The poem traces the birth of Urizen as a separate part of the human mind. He broods upon himself and comes to insist on laws for all to follow:
"One command, one joy, one desire
One curse, one weight, one measure,
One King, one God, one Law."
Urizen's repressive laws bring only further chaos and destruction. Like Milton's hell, Urizen's world is filled with the contradictions of darkness and fire: "no light from the fires." The lawgiver can only produce destruction, not understanding. Appalled by the chaos he himself created, Urizen fashions a world apart.
The process of separation continues as the character of Los is divided from Urizen. Los, the "Eternal Prophet," represents another power of the human mind. Los forges the creative aspects of the mind into works of art. Like Urizen he is a limiter, but the limitations he creates are productive and necessary. In the poem Los forms "nets and gins" to bring an end to Urizen's continual chaotic separation.
Los is horrified by the figure of the bound Urizen and is separated by his pity, "for Pity divides the Soul." Los undergoes a separation into a male and female form. His female form is called Enitharmon, and her creation is viewed with horror:
Eternity shudder'd when they saw
Man begetting his likeness
On his own divided image.
This separation into separate sexual identities is yet another sign of man's fall. The "Eternals" contain both male and female forms within themselves, but man is divided and weak.
Enitharmon gives birth to the fiery Orc, whose violent birth gives some hope for radical change in a fallen world, but Orc is bound in chains by Los, now a victim of jealousy. Enitharmon bears an "enormous race," but it is a race of men and women who are weak and divided and who have lost sight of eternity.

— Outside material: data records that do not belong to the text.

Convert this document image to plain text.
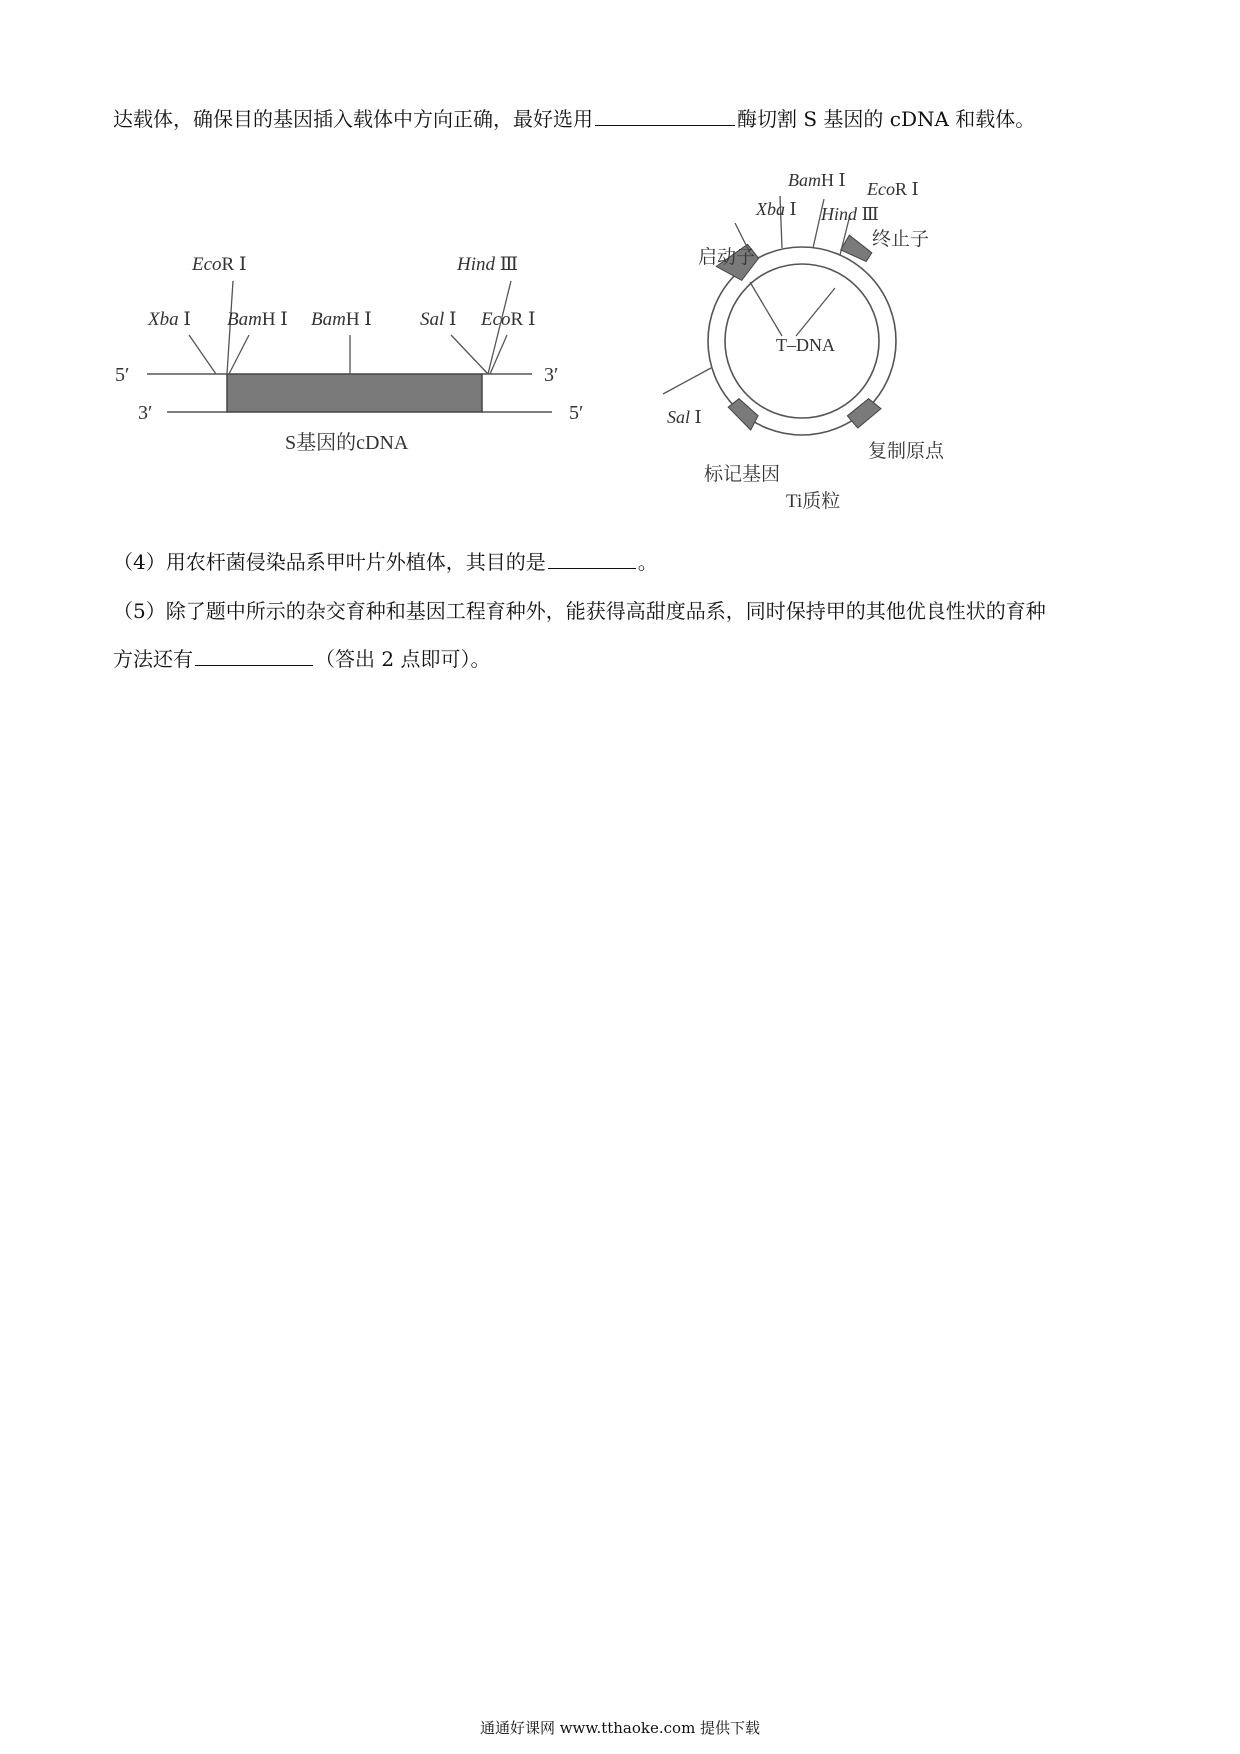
达载体，确保目的基因插入载体中方向正确，最好选用	酶切割 S 基因的 cDNA 和载体。
5′	3′
3′	5′
S基因的cDNA
EcoR Ⅰ
Xba Ⅰ BamH Ⅰ BamH Ⅰ
Hind Ⅲ
Sal Ⅰ EcoR Ⅰ
BamH Ⅰ
Xba Ⅰ
EcoR Ⅰ
Hind Ⅲ
Sal Ⅰ
启动子
终止子
T–DNA
标记基因
复制原点
Ti质粒
（4）用农杆菌侵染品系甲叶片外植体，其目的是	。
（5）除了题中所示的杂交育种和基因工程育种外，能获得高甜度品系，同时保持甲的其他优良性状的育种
方法还有	（答出 2 点即可）。
通通好课网 www.tthaoke.com 提供下载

Urizen explores the fallen world, spreading his "Net of Religion" over the cities of men:
And their children wept, & built
Tombs in the desolate places,
And form'd laws of prudence, and call'd them
The eternal laws of God.
In his fallen state man has limited senses and fails to perceive the infinite. Divided from God and caught by the narrow traps of religion, he sees God only as a crude lawgiver who must be obeyed.